Chermoula, a Moroccan spice mix, adds a lovely depth of flavour to a classic tray-bake. We also love mixing this spice mix with yoghurt and using it as a marinade for chicken or lamb.

Prep Time

25 mins

Cook Time

1 hour mins

Serves

4

Quick & Easy

$

Dinner

Ingredients

3 potatoes, scrubbed and cut into 1cm cubes

1 small cauliflower, cut into 1.5cm-thick slices

6–8 brussels sprouts, quartered

1 large onion, very thinly sliced

2 cloves garlic, thinly sliced

1 x 400g can chickpeas, rinsed and drained or 1½ cups cooked chickpeas

3 tbsp extra-virgin olive oil

1 1/2 tsp salt

2 tbsp Chermoula Spice Mix, see Note

1/2 cup Greek yoghurt, to serve

2 tbsp chopped coriander, or mint leaves

2 tbsp dukkah

Method

Preheat oven to 200°C fanbake and line a large roasting dish with baking paper for easy clean-up.

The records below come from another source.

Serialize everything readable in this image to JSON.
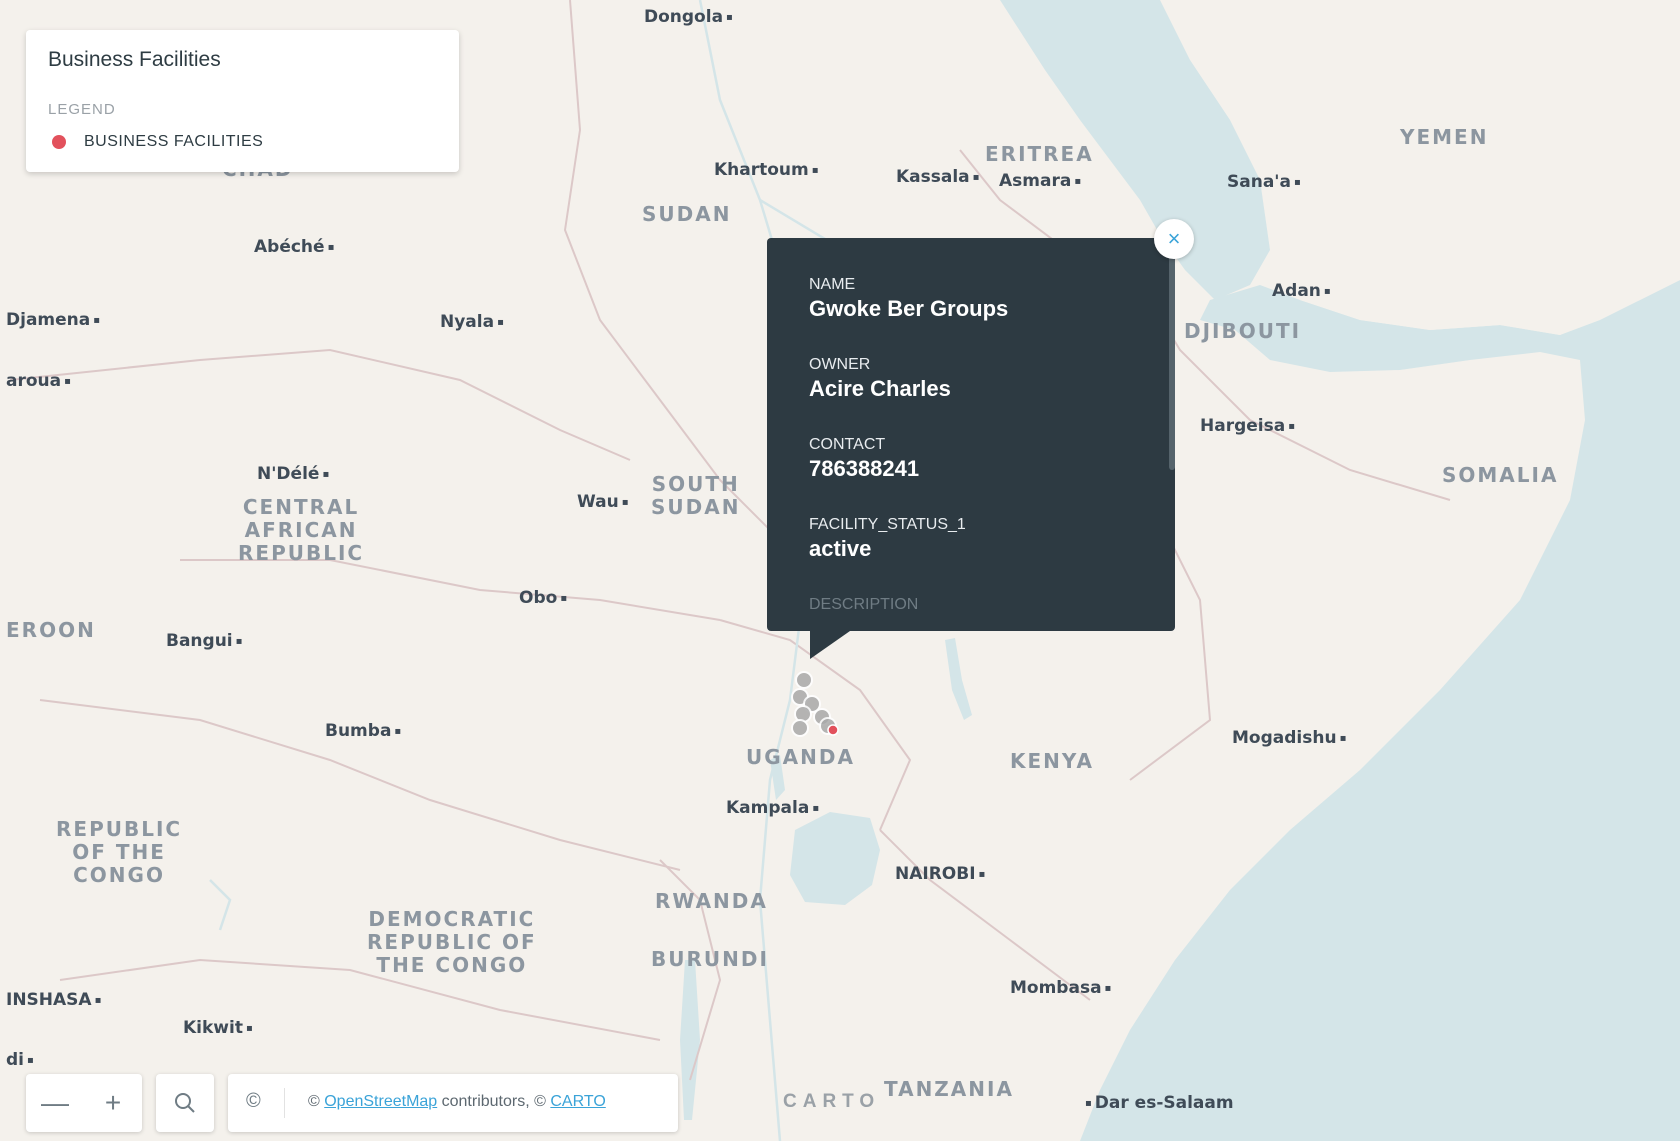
{
  "map": {
    "colors": {
      "land": "#f4f1ec",
      "water": "#d4e5e8",
      "border": "#dcc8c8",
      "marker": "#a9a9a9",
      "marker_selected": "#e2515c"
    },
    "countries": [
      {
        "name": "CHAD"
      },
      {
        "name": "SUDAN"
      },
      {
        "name": "ERITREA"
      },
      {
        "name": "YEMEN"
      },
      {
        "name": "DJIBOUTI"
      },
      {
        "name": "SOMALIA"
      },
      {
        "name": "SOUTH\nSUDAN"
      },
      {
        "name": "CENTRAL\nAFRICAN\nREPUBLIC"
      },
      {
        "name": "EROON"
      },
      {
        "name": "UGANDA"
      },
      {
        "name": "KENYA"
      },
      {
        "name": "REPUBLIC\nOF THE\nCONGO"
      },
      {
        "name": "DEMOCRATIC\nREPUBLIC OF\nTHE CONGO"
      },
      {
        "name": "RWANDA"
      },
      {
        "name": "BURUNDI"
      },
      {
        "name": "TANZANIA"
      }
    ],
    "places": [
      {
        "name": "Dongola"
      },
      {
        "name": "Khartoum"
      },
      {
        "name": "Kassala"
      },
      {
        "name": "Asmara"
      },
      {
        "name": "Sana'a"
      },
      {
        "name": "Adan"
      },
      {
        "name": "Abéché"
      },
      {
        "name": "Djamena"
      },
      {
        "name": "Nyala"
      },
      {
        "name": "aroua"
      },
      {
        "name": "Hargeisa"
      },
      {
        "name": "N'Délé"
      },
      {
        "name": "Wau"
      },
      {
        "name": "Obo"
      },
      {
        "name": "Bangui"
      },
      {
        "name": "Bumba"
      },
      {
        "name": "Mogadishu"
      },
      {
        "name": "Kampala"
      },
      {
        "name": "NAIROBI"
      },
      {
        "name": "INSHASA"
      },
      {
        "name": "Kikwit"
      },
      {
        "name": "di"
      },
      {
        "name": "Mombasa"
      },
      {
        "name": "Dar es-Salaam"
      }
    ]
  },
  "legend": {
    "title": "Business Facilities",
    "subtitle": "LEGEND",
    "item": "BUSINESS FACILITIES"
  },
  "popup": {
    "fields": [
      {
        "label": "NAME",
        "value": "Gwoke Ber Groups"
      },
      {
        "label": "OWNER",
        "value": "Acire Charles"
      },
      {
        "label": "CONTACT",
        "value": "786388241"
      },
      {
        "label": "FACILITY_STATUS_1",
        "value": "active"
      }
    ],
    "next_label": "DESCRIPTION",
    "close_icon": "×"
  },
  "controls": {
    "zoom_out": "—",
    "zoom_in": "+",
    "search_icon": "🔍",
    "attribution_icon": "©",
    "attribution_prefix": "© ",
    "attribution_osm": "OpenStreetMap",
    "attribution_mid": " contributors, © ",
    "attribution_carto": "CARTO"
  },
  "carto_logo": "CARTO"
}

Combine vegetables, chickpeas, oil, salt and spice mix in prepared dish, toss to coat then spread out evenly in dish.

Roast until tender and golden (about 1 hour), tossing every 15-20 minutes so the vegetables cook and brown evenly.

To serve, drizzle with yoghurt and scatter with coriander or mint and dukkah.

Method

CHERMOULA SPICE MIX

To make the chermoula spice mix, preheat oven to 180ºC fanbake.

Place 1/4 cup cumin seeds, 2 tbsp coriander seeds and the finely grated zest of 4 lemons on an oven tray and bake for 15 minutes.

Add 2 dry bay leaves (stem removed, crushed), and finely grind or pulverise to a powder with a mortar and pestle.

Mix in 2 tbsp smoked paprika, 2 tbsp dried mint, 4 tsp garlic salt and 1 tsp chilli flakes.

Stored in an airtight jar it will keep for months.

Use as a rub, in sauces and dressings – 2-3 tablespoons will give you enough flavour for a 4-6 serve recipe.